Does Mouse.Hit update after sending it to the server?


#1

So when you fire a RemoteEvent from a localscript and you send in arguments

event:FireServer(Mouse.Hit)

does the Mouse.Hit update itself in the server or the Hit position you sent is permanent? What I mean is like, you fire a RemoteEvent with the Mouse.Hit and in server script you got a script that creates a part and makes it follow your Mouse.Hit point. Will it update the position or stay in one place because the Mouse.Hit is a one-time variable?


#2

It will stay in place unless you continue to fire that event when Hit changes.

The value of the property at that moment in time is sent to the server, not the reference to the property.


#3

So how could I keep updating that position?


#4

A while true loop would be sufficient for something like this, or a RenderStepped function.


#5

So I would just keep on fireing the RemoteEvent from the LocalScript on a loop?


#6

Yep!

Here’s the entire script you’ll need:

local RunService = game:GetService("RunService")

RunService.RenderStepped:Connect(function()
	event:FireServer(Mouse.Hit)
end)

Alternatively, you could do this:

while true do
    wait(1/60)
	event:FireServer(Mouse.Hit)
end

RenderStepped is as fast as your framerate, so as long as your FPS is 60 FPS, and the server isn’t bogged down by something, you’ll get accurate results.

I do recommend, however, that you give each player a remote event to fire, as something like this with a full server might cause performance issues on the server.


#8

No, it does not. You will have to continually update it with that event.


#9

I wouldn’t recommend this, actually. Firstly, that’s trying to send data 60 times per second - which is way too much - especially considering it’s throttled to 20 sends/second as the server is capped at sending/receiving at 20Hz.

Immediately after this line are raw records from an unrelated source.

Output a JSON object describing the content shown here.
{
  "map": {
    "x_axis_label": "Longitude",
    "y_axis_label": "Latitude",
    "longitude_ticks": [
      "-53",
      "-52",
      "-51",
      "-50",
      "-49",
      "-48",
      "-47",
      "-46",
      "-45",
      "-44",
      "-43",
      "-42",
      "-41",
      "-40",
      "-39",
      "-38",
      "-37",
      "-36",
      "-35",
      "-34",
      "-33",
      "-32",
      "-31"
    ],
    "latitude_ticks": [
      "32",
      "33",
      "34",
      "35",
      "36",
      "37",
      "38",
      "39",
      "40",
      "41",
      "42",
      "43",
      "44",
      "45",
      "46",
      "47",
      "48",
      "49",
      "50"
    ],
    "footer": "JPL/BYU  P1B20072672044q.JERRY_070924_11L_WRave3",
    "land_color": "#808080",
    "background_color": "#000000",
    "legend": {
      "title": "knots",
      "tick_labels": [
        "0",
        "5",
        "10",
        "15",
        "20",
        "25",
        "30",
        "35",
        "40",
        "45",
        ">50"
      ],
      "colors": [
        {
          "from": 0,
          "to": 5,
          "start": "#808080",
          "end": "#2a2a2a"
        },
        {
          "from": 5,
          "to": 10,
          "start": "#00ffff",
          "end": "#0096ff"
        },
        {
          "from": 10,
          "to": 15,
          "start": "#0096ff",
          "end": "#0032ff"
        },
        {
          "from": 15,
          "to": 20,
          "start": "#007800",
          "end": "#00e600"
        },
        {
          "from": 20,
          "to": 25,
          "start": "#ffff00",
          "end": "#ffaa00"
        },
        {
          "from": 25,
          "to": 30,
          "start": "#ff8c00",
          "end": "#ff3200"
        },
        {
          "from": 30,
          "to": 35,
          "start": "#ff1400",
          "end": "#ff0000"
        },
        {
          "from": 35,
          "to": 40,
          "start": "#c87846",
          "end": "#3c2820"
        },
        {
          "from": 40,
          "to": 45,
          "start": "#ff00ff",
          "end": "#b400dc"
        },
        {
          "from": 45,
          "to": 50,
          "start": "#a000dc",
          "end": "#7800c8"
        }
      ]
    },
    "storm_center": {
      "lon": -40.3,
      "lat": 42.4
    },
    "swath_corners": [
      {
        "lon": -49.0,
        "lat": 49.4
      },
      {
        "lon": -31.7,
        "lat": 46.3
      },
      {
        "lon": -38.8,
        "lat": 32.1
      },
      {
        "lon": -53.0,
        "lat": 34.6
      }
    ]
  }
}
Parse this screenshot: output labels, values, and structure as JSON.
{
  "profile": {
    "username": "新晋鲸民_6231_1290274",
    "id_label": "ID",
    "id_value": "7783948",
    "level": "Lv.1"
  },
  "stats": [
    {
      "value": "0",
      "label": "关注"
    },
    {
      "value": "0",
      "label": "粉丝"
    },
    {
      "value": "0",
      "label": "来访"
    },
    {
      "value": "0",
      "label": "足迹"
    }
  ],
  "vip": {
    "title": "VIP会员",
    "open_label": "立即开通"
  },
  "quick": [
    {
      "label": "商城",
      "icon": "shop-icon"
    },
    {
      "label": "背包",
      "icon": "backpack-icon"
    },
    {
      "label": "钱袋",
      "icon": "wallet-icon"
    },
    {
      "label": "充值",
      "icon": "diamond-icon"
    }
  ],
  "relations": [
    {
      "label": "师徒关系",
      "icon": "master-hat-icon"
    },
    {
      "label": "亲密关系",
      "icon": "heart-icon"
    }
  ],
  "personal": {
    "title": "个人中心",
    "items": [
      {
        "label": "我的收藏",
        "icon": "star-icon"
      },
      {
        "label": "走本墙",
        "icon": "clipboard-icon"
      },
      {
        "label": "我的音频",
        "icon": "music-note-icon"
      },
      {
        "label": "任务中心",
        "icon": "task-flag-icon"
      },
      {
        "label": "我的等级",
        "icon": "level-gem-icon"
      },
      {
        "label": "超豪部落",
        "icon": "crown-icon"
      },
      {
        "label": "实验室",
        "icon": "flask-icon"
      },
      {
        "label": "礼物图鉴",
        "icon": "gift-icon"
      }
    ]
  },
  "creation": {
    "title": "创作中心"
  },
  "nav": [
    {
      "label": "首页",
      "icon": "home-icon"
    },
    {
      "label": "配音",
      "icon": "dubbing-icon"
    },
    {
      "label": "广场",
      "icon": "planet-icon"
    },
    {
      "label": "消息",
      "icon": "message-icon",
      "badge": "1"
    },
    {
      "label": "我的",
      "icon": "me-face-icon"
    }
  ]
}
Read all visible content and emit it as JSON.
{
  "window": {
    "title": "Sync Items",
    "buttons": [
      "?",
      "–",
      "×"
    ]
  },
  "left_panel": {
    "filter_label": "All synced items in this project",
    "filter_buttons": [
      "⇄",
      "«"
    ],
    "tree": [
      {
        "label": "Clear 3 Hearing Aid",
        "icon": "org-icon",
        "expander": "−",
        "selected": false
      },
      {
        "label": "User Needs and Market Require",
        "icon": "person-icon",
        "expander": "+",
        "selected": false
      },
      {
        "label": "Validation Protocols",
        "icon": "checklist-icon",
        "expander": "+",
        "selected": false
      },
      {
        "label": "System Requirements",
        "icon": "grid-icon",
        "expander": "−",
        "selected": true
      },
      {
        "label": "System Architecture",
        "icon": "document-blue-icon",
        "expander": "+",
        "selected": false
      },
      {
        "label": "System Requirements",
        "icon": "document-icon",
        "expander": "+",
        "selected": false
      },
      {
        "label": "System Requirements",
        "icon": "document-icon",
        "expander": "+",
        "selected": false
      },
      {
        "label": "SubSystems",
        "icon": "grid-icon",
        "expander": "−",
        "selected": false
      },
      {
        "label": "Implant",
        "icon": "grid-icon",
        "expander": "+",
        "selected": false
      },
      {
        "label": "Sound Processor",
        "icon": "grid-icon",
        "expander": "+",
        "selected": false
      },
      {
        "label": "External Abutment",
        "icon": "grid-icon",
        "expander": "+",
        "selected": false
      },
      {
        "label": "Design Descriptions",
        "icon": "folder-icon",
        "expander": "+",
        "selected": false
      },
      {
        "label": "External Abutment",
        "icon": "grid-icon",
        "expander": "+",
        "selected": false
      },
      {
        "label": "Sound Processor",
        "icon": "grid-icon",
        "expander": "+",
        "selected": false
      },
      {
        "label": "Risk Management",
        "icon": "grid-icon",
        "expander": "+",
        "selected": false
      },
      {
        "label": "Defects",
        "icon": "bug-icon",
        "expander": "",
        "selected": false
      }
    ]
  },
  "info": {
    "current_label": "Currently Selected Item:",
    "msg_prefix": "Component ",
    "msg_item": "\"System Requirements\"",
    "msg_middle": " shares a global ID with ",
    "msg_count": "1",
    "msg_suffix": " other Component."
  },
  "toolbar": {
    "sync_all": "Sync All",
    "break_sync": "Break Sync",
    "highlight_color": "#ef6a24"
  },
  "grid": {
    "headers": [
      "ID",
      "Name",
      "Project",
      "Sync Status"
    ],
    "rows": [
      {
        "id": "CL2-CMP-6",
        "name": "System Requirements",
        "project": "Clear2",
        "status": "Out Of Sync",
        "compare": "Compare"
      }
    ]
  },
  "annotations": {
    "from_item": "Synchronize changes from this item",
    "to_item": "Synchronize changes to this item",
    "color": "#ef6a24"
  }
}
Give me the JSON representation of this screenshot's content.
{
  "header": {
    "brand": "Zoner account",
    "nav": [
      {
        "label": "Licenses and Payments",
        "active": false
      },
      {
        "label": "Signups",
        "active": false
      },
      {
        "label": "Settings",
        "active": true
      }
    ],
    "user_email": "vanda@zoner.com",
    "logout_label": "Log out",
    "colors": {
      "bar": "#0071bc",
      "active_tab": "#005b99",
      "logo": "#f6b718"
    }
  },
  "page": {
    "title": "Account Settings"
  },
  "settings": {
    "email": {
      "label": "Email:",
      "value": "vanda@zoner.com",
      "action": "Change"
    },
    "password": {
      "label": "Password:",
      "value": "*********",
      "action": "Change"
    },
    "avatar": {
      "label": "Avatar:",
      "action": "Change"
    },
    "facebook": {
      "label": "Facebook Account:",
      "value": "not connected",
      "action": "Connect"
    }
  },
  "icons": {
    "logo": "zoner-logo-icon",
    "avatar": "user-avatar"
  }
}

It depends on what you’re trying to do. I’d recommend sending data way less than that, maybe on a while loop less than 10 times per second. Then, you could use a tween to tween the positions if what you are doing is graphical. But, I don’t know what OP is trying to do, so it’s hard to know what the best course of action is.


#10

This post above can be done by attempting a timed debounce.

local db = false
while wait() do
if db == false then
db = true
-- do what you need here
wait(0.5) -- make sure that it has a time limit until the next loop begins
db = false
end


#11

Firing remotes in a quick succession is an overall bad idea. Especially on this occasion, as you’re giving the client way too much power with this one remote. I recommend handling this client-side, creating the part and updating it there in a loop.

If you’re trying to create a sort of placing script that when your mouse is clicked, it places a certain model / part in your mouse position, then I recommend only firing the remote when the mouse is clicked, and letting the server handle it after that.


#12

I think this depends. For instance I wrote a bullet system that for security and proper replication, fires remote events dozens of times a second (ie “spawn a bullet with this trajectory here”) and works flawlessly. That said, I’m passing only a small amount of data per call.


#13

That would work, but from the method shown in this post, it’s a really bad idea.


#14

In general it is not a good idea to use RenderStepped. Heartbeat is the framerate of the game but it is one frame behind, so if you need to run a loop at 60fps it will work great, but you should use RenderStepped for camera and UI movements.

The reason why it is better to use Heartbeat is simple:

After RenderStepped runs, Roblox uses a separate thread to do other tasks, so rendering the current frame whilst simultaneously performing other tasks for the next. If you use Heartbeat, it runs just as fast as the game is running, but without holding up the rendering pipeline.

That said, it’s not a good idea to fire a remote event that sends mouse.hit to the server 60 times per second.

Also, wait(x) is limited to a minimum of 29 milliseconds, which is about 30 hertz.

So running

wait(1/60) -- Which is the equivalent of 16 milliseconds

will just cap at 30 milliseconds.


#15

Why do you need the server to have Mouse.Hit constantly updated? What’s your use case? I feel like there’s something better that can be done here.


#16

Hey there - so first off, there’s some inaccurate information in this thread. RemoteEvents can be fired very fast; there was even specific attention paid to them in this area in an update last year. It’s quite hard to get them to throttle (unless you were specifically trying to). When using remotes, minding your bandwidth is orders and orders of magnitude more important than than minding the rate limiter.

This being said, I agree with @colbert2677. Describe your use case!


#17

As others have said, Mouse.Hit doesn’t update automatically; it’s static, so you’ll have to send it every frame.

I would recommend firing the remote every time the mouse’s Hit changed if you want it to stay up to date. You could do that with GetPropertyChangedSignal:

Mouse:GetPropertyChangedSignal("Hit"):Connect(function()
  event:FireServer(Mouse.Hit)
end)

That will remove the need to fire it every frame, as it’ll fire whenever necessary.


#18

It should be noted that Mouse.Hit is nothing more than a simple CFrame that indicates the position of the mouse in the 3D world. It is not some magical property and behaves exactly like how any other CFrame would if you send it to the server.


#19

Couldnt this be simplified to a while wait(0.5) loop?